Marie-Claude Barrette arrive toute seule, comme une grande, sans attaché de presse, au café du Plateau Mont-Royal où nous avons rendez-vous.

Vous ne connaissez peut-être pas Marie-Claude Barrette, mais vous la verrez partout durant les trois prochaines semaines : «l'amoureuse» de Mario Dumont a décidé de sortir de l'ombre pour donner un coup de main à la campagne de l'ADQ.

Le couple a confié ses trois enfants aux parents de Marie-Claude, venus s'installer pour 33 jours dans la maison ancestrale des Dumont, dans le Petit Rang 2 à Cacouna. L'appel du front était irrésistible.

Comme son mari, Marie-Claude Barrette plonge sans filet. Normalement, la femme du chef de l'opposition officielle serait entourée d'une armée de conseillers pour affronter un journaliste. Pas elle. La voici attablée devant moi, prête à répondre à toutes les questions sans réciter une cassette de politicienne. Et sans chaperon du parti pour parler à sa place. J'aime ce petit côté délinquant de l'ADQ.

«J'ai dit à Mario : si t'as besoin d'aide, ça me tente de m'exprimer. Après toutes ces années, j'ai la légitimité pour le faire.

«Je me suis longtemps demandé ce qu'était mon rôle en tant que femme d'un chef. Je ne suis pas la conjointe idéale, parce que je suis impliquée dans le parti. Je ne pourrais pas me contenter d'accompagner Mario dans son autobus. Je ne tiendrais pas en place !» dit-elle en commandant un café régulier, deux laits sans sucre.

BRASSER LA CAGE

Pas la conjointe idéale ? Au contraire, Marie-Claude Barrette est le meilleur atout de Mario Dumont. D'abord, elle parle de son chum comme s'ils s'étaient connus la veille : avec émotion. Ces deux-là ont l'air de s'aimer. Un exploit dans la jungle des divorces et du cynisme qu'est devenue la politique.

À tout juste 40 ans (bientôt), membre fondatrice de l'ADQ, elle incarne en plus l'expérience dans un parti jeune qui traîne l'image d'une garderie. Mieux encore, Marie-Claude Barrette est sympathique, allumée et énergique. Elle a tellement de coeur au ventre, la flamme brûle si fort, qu'elle met le feu partout où elle passe.

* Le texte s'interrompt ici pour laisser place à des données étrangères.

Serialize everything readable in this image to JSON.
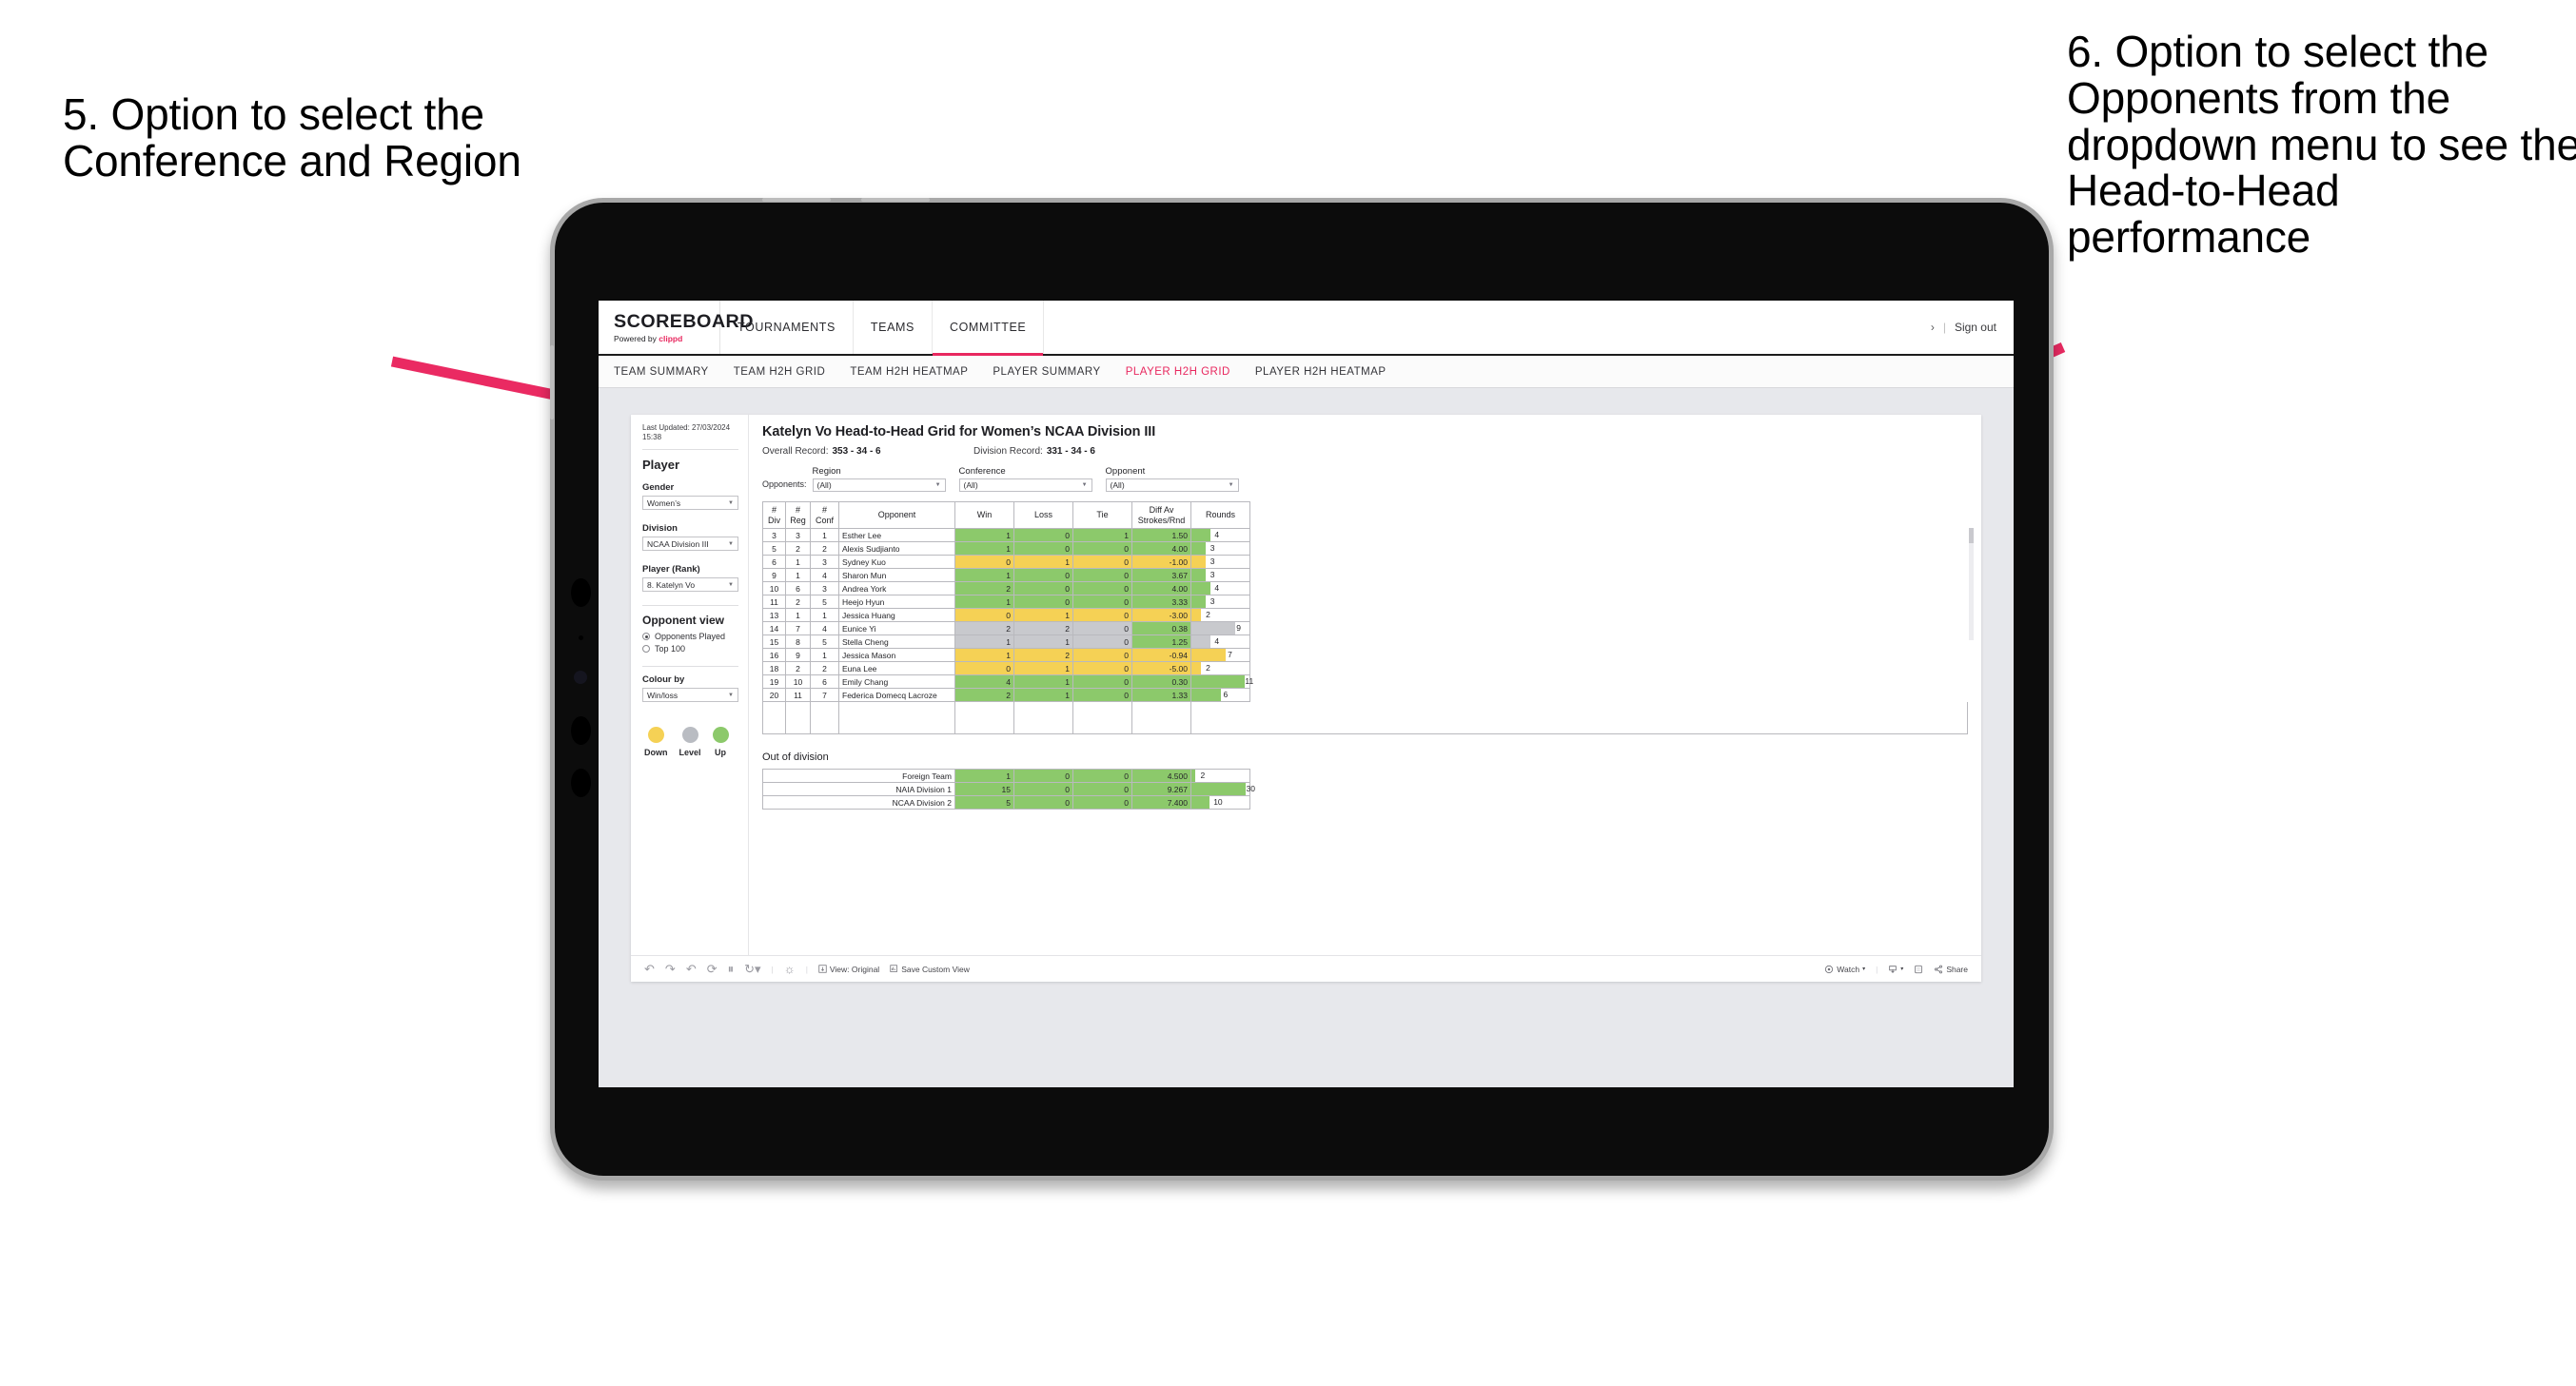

Mario Dumont hésite à retourner à Tout le monde en parle après sa visite désastreuse du printemps 2007 : il devrait envoyer sa femme, elle a ce qu'il faut pour faire face au pape Guy A. Ier et son cardinal Turcotte.

En tout cas, Mme Barrette a fait un malheur au café Le Placard, avenue du Mont-Royal, où on s'est rencontrés hier matin. C'est le genre de place fréquentée par des intellos du Plateau qu'on imagine difficilement dans le public cible de l'ADQ.

Les clients et les serveurs écoutaient discrètement l'entrevue. À la fin, ils ont quasiment applaudi. «Elle sait de quoi elle parle. Elle est convaincante», m'a dit la serveuse. «Je la trouve meilleure que Mario», a ajouté une cliente.

LE TOUT POUR LE TOUT

Ce n'est pas un hasard si Marie-Claude Barrette saute dans l'arène à ce moment précis. Elle et son chum savent très bien que les trois prochaines semaines seront déterminantes pour l'avenir de l'ADQ.

«Mario joue le tout pour le tout», confie-t-elle. Au début de la campagne, Dumont a décidé de mettre ses tripes sur la table. Il livre tous ses discours par coeur, sans notes écrites. Il se fie plus que jamais à son instinct, quitte à ce que ça lui joue des tours.

Son fameux mea-culpa de dimanche, où il s'est excusé pour les erreurs de l'ADQ, Mario l'a décidé lui-même. Sa femme ignorait ce qu'il allait dire. Elle trouve qu'il est allé trop loin.

«Les autres chefs ne s'excusent jamais pour leurs erreurs, pas mal plus graves que celles de l'ADQ. Pauline Marois aurait dû s'excuser pour la mise à pied des milliers de médecins et d'infirmières par le PQ, mais elle ne l'a pas fait.»

La femme de Mario ne cache pas que les adéquistes, incluant le chef, restent profondément insultés par les caricatures décrivant le parti comme une pré-maternelle.

Dumont a été secoué par les attaques très dures de Jean Charest : «Indigne d'un homme d'État, bas, cheap», s'indigne Marie-Claude Barrette.

Ne lui demandez pas ce que fera Mario Dumont en cas d'échec. Elle est tannée de répondre à ça.

Elle sait par contre ce qu'elle, son chum et leur équipe vont faire d'ici au 8 décembre: donner tout ce qu'ils ont dans le ventre.

Marie-Claude Barrette remet son manteau d'hiver, me serre la main et remonte dans la voiture où l'attend son chauffeur de la SQ. Direction : Québec.